22 settembre 2009

UN’EXPO SENZA ARCHITETTI?


Le diverse reazioni al master plan dell’EXPO 2015 sono in gran parte scontate.

Il partito dei costruttori si dichiara deluso, in attesa di sapere cosa in realtà si potrà fare sia durante che soprattutto dopo l’EXPO, viste le molte porte lasciate socchiuse, in perfetto stile italiano.

Il partito delle archistar brontola, privato dell’occasione di iniziare la gara a chi lo fa più alto, o più diverso, o più storto.

Il partito di chi vorrebbe che il progresso non significasse solo produrre merci e edifici é invece contento di vedere strutture espositive leggere, apparentemente riciclabili, acqua e terra, e non ettari di cemento, asfalto e padiglioni costosi e presto inutili.

Ciascuno resterà ovviamente sulle sue posizioni, ma intanto proviamo a utilizzare questo progetto sicuramente insolito e spiazzante per molti, per riflettere su come noi architetti possiamo valorizzare la nostra esperienza in situazioni come questa, dove le possibilità edificatorie sono minime.

L’aspetto precario, fragile e un poco misero della distesa di tende che copre parte dell’area di progetto ha colpito anche chi è a favore del progetto. Magari notando che addirittura neanche quelle sarebbero poi necessarie, se si parla di terra, di acqua, di natura che ci dà da vivere, visto che il carburante di quella natura sono il sole, l’aria e la pioggia, che delle tende, a differenza dei fragili visitatori, non sanno che farsene.

Indubbiamente il prossimo EXPO milanese non nasce sotto buoni auspici. In coda a una crisi finanziaria che oltre a impoverirci tutti ha mostrato la tragicomica nudità del Re Danaro, dopo che già le precedenti versioni hanno dimostrato che l’idea stessa dell’Expo è anacronistica, visto che i visitatori sono sempre stati assai meno di quelli sperati, non possiamo certo aspettarci un successo clamoroso. E conseguentemente nemmeno un entusiastico spreco di danaro da parte delle varie nazioni, come saggiamente hanno recepito i progettisti del master plan.

Abituati a esprimerci con calcestruzzo, alluminio, legno, acciaio, vetro, luci, impianti, questa prospettiva ci fa temere di essere tagliati fuori dalla kermesse.

A questo punto conviene a tutti riflettere su ciò che dovrebbe rendere gli architetti diversi (non più bravi, solo diversi) da geometri e ingegneri. Io credo che sia la capacità di interpretare, stimolare e produrre la qualità dell’ambiente.

E su cosa sia la qualità dell’ambiente conviene riflettere.

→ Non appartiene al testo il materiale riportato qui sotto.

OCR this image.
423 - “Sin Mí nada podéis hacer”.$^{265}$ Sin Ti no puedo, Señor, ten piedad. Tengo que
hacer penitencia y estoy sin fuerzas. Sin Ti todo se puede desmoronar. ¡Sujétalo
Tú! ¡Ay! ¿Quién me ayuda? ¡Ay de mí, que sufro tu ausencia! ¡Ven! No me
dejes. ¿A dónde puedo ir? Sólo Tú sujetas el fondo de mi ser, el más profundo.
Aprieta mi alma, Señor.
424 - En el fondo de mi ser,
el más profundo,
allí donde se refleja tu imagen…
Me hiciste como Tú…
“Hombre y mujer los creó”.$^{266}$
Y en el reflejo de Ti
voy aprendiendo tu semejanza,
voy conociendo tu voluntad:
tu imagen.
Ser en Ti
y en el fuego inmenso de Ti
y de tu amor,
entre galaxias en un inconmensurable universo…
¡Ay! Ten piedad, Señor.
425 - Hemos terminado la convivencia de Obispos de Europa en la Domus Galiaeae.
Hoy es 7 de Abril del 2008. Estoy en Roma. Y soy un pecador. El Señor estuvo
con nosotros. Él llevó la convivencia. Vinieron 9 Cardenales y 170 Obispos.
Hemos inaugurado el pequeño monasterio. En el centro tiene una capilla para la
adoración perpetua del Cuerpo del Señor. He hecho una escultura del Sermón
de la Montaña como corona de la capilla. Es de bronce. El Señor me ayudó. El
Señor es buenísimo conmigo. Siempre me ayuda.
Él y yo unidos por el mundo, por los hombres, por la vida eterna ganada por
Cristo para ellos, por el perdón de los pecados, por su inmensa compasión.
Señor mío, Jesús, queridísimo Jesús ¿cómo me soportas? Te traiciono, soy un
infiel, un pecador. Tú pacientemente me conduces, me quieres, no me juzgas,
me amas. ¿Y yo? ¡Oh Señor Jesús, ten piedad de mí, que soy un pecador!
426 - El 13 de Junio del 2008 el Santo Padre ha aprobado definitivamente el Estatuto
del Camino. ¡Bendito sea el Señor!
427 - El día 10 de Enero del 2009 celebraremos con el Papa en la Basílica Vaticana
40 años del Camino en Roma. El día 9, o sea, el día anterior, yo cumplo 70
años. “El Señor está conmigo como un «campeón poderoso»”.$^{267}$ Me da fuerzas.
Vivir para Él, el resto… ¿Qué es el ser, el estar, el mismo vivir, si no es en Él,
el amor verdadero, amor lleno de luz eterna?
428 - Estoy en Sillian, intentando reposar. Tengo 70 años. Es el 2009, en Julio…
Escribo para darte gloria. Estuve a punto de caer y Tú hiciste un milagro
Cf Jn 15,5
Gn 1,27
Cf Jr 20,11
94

Non è solo estetica né solo funzione, né qualunque alchimia pensabile tra le due. La qualità di qualunque ambiente è data dal senso che esso ha per chi in quel momento lo “abita”. Senso che la psicologia ambientale studia, nel totale disinteresse da parte dei progettisti, dimostrando che l’accettazione, il gradimento o il rifiuto dell’ambiente, più che da qualunque valore estetico – funzionale dipende dalla risposta alla domanda “mi interessa o no ciò che questo luogo mi sta dando?”.

Tornando dunque all’EXPO 2015, la sfida per gli architetti dovrebbe essere quella di capire, rendere palese e assimilabile per i visitatori il senso di ciò che si mostra loro, indipendentemente dalla quantità e ricchezza di risorse impiegate. Il tema stesso, che le varie nazioni probabilmente declineranno descrivendo come ciascuna nazione garantisce a tutti il cibo necessario secondo le caratteristiche del proprio territorio, è già un buon inizio. E forse aiuterà a inventare dei luoghi semplici ma piacevoli da percorrere e da capire, creati soprattutto per rendere questo messaggio interessante e comprensibile. Dando a tutti i visitatori un senso al loro essere venuti fin lì.

Sarebbe già un successo, e per gli architetti un segno di grande professionalità.